Apple's worldwide developer conference is just a few months away and we'll no doubt see Apple's vision for the future of the iPad laid out there with the unveiling of iPadOS 16.

Though this feature may not be ready for the next version of iPadOS, according to the leaker, it or something like it is surely on Apple's docket for iPad in the near future.

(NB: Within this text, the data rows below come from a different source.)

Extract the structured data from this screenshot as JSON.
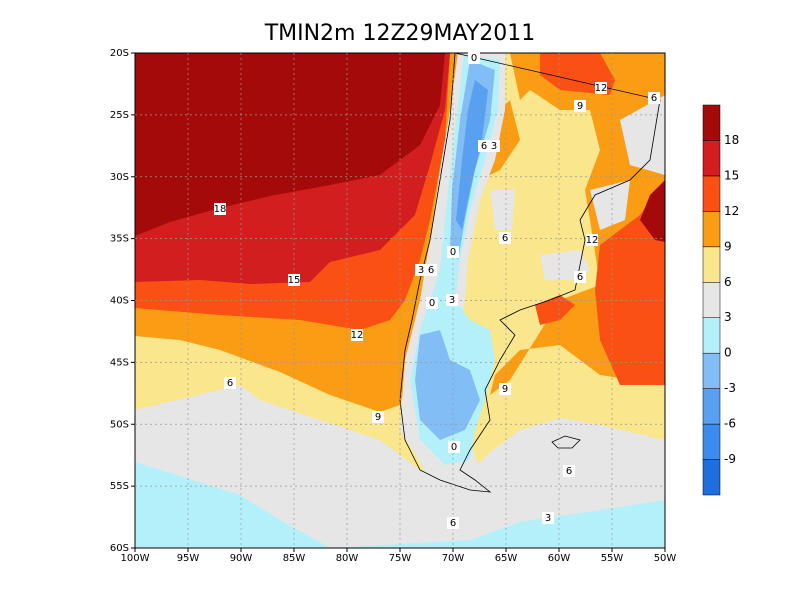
{
  "title": "TMIN2m  12Z29MAY2011",
  "lon_labels": [
    "100W",
    "95W",
    "90W",
    "85W",
    "80W",
    "75W",
    "70W",
    "65W",
    "60W",
    "55W",
    "50W"
  ],
  "lat_labels": [
    "20S",
    "25S",
    "30S",
    "35S",
    "40S",
    "45S",
    "50S",
    "55S",
    "60S"
  ],
  "colorbar": {
    "labels": [
      "-9",
      "-6",
      "-3",
      "0",
      "3",
      "6",
      "9",
      "12",
      "15",
      "18"
    ],
    "colors": [
      "#1e6ee0",
      "#3c8cf0",
      "#5aa0f0",
      "#82bef5",
      "#b4f0fa",
      "#e6e6e6",
      "#fae68c",
      "#fa9c14",
      "#fa5014",
      "#d21e1e",
      "#a50a0a"
    ]
  },
  "contour_labels": [
    "18",
    "15",
    "12",
    "9",
    "6",
    "6",
    "3",
    "6",
    "9",
    "6",
    "6",
    "12",
    "9",
    "12",
    "6",
    "3",
    "0",
    "6",
    "3",
    "0",
    "6",
    "3",
    "0",
    "0"
  ]
}
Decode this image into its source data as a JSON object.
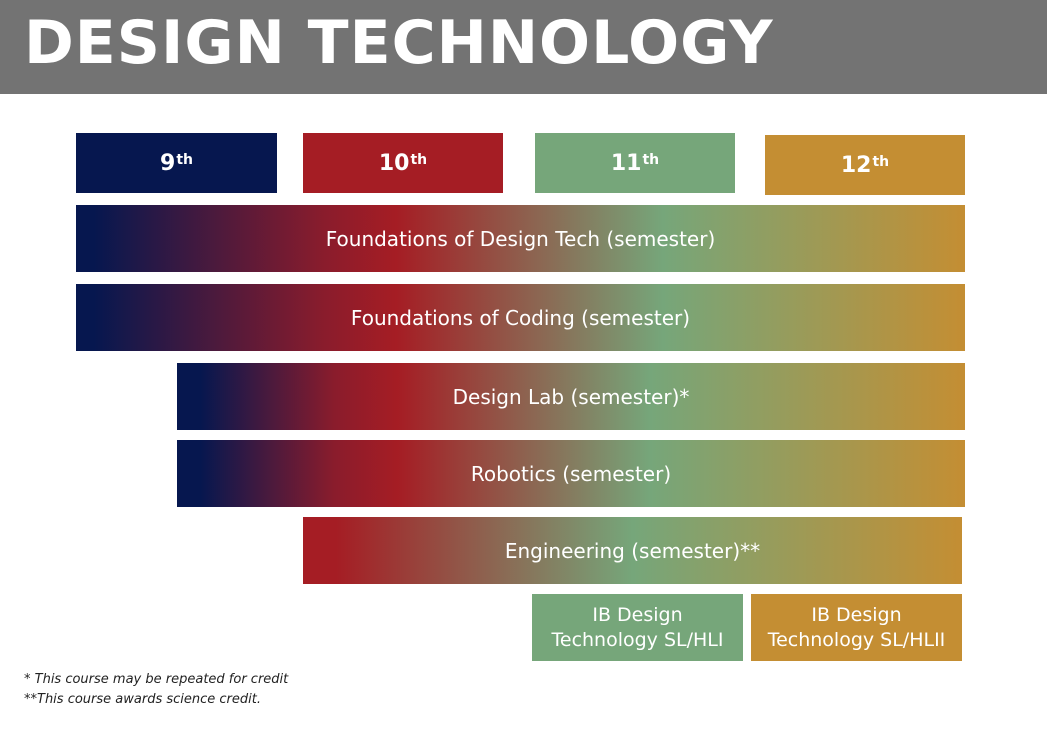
{
  "header": {
    "title": "DESIGN TECHNOLOGY"
  },
  "grades": [
    {
      "number": "9",
      "suffix": "th"
    },
    {
      "number": "10",
      "suffix": "th"
    },
    {
      "number": "11",
      "suffix": "th"
    },
    {
      "number": "12",
      "suffix": "th"
    }
  ],
  "courses": [
    {
      "label": "Foundations of Design Tech (semester)"
    },
    {
      "label": "Foundations of Coding (semester)"
    },
    {
      "label": "Design Lab (semester)*"
    },
    {
      "label": "Robotics (semester)"
    },
    {
      "label": "Engineering (semester)**"
    }
  ],
  "ib_courses": [
    {
      "line1": "IB Design",
      "line2": "Technology SL/HLI"
    },
    {
      "line1": "IB Design",
      "line2": "Technology SL/HLII"
    }
  ],
  "footnotes": [
    "* This course may be repeated for credit",
    "**This course awards science credit."
  ],
  "colors": {
    "header_bg": "#737373",
    "grade_9": "#06174f",
    "grade_10": "#a51d24",
    "grade_11": "#76a67a",
    "grade_12": "#c48e33"
  }
}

Adam Oram is a Senior Writer at iMore. He studied Media at Newcastle University and has been writing about technology since 2013. He previously worked as an Apple Genius and as a Deals Editor at Thrifter. His spare time is spent watching football (both kinds), playing Pokémon games, and eating vegan food. Follow him on Twitter at @adamoram.

2 Comments
  • "The people who spend laptop-like prices on one of the best iPads and a Magic Keyboard today expect a laptop-like experience," They do? You mean they are paying all this money unaware of what iPadOS is and how it works? These people should do more research. I think they might know exactly what they are buying and like it that way. It is not a Mac with a touch screen.
  • I beg to differ. M1/M2 + keyboard + mouse/trackpad = MacBook, and Apple should not be artificially holding it back. The example above emphasizes this is an OPTIONAL feature, and it doesn't have to spoil anyone's idea of a "pure" iPad experience - I would go even further to limit this to the 512gb or above SKU's with both a keyboard and mouse/trackpad, and just dual boot iPad OS and MacOS at the user's discretion - call it MacOS Bootcamp! I would order an M2/16gb/1tb iPad Pro 11 on day one! Maybe even splurge on 2tb!